Go home, Jeff, you're drunk

Improving the enemy AI... well, I say improving.

brainwipe's picture

What has happened there is quite clearly that you have created the worlds first sentient AI, and understanding the state if the world instantly drove it insane ... or it is just trolling you.

Bigger Rob's picture

Oh God, I hope you're wrong, Big R because I've just fixed that "bug". If it was sentient (even a troll), I would hope that I would recognise it in time. In this case (because I cocked it up a few other times after this vid), what I think I did was two things wrong: I was applying the torque along the X and Z axis and I was applying the torque at 90deg to the desired heading.

Also, you might notice that the video above is an mp4 hosted on imgur, rather than a full YouTube video. I like that!

Project managing myself

I've started using Issues for tracking my changes in Github. The issue tracker is really good, I've used it elsewhere but I felt before it was a bit heavy for using just as a "to do" list. However, now I want to know why I changed a piece of code and although git commit messages can give me a little of that, attaching code to an issue gives me more background. I can now organise releases (Milestones) and GitHub will create release notes too (no example just yet but it's coming). The code base is growing and so this is going to be come more important if I am going to keep motivated.

In the project window, the issues show up with their state and changing the issue will cause it to move column (I had to set that up but it was simple to do). I still have "notes" in there before converting to issues. I'm going to use it as "when I am sure I need a feature, I turn a note into an issue".

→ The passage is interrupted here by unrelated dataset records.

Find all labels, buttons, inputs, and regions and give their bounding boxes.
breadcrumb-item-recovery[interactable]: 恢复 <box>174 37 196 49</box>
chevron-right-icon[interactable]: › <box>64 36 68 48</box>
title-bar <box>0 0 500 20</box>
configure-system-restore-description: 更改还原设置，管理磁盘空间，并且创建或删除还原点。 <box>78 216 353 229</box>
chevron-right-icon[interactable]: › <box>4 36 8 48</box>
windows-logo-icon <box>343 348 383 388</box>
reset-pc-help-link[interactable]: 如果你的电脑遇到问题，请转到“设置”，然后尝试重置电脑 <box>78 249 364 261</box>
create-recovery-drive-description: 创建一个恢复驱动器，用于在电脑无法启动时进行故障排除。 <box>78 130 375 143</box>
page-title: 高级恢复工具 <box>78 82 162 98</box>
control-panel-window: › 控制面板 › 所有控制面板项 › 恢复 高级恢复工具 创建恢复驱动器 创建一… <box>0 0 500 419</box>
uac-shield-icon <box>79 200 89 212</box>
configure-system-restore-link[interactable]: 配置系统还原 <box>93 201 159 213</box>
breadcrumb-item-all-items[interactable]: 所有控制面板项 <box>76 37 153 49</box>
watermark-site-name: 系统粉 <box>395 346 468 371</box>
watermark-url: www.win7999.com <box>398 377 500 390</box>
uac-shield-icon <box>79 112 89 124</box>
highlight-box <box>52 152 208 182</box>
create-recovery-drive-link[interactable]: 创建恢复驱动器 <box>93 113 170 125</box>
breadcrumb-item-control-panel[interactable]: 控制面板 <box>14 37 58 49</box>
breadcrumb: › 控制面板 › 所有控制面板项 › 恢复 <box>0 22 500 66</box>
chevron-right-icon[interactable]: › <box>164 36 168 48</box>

I can use colours to show when something isn't working quite right, such as yellow for "waiting on release of Unity 2018.2", blue for feature, red for bug.

brainwipe's picture

The new state machine states of "loop" and "run away" have made the game into something very different indeed. You have to plan your approach and attack and if you decide to pursue, then the rear cannon the enemy can whittle you down. The advantage the player has over the enemy is making decisions based on the prevailing wind streams. As the enemy is just charting a course "roughly away from player", then you can use the wind direction to gain on the enemy. Unfortunately, it's difficult to see the wind patterns right now but I have a plan for that when I come to change the environment.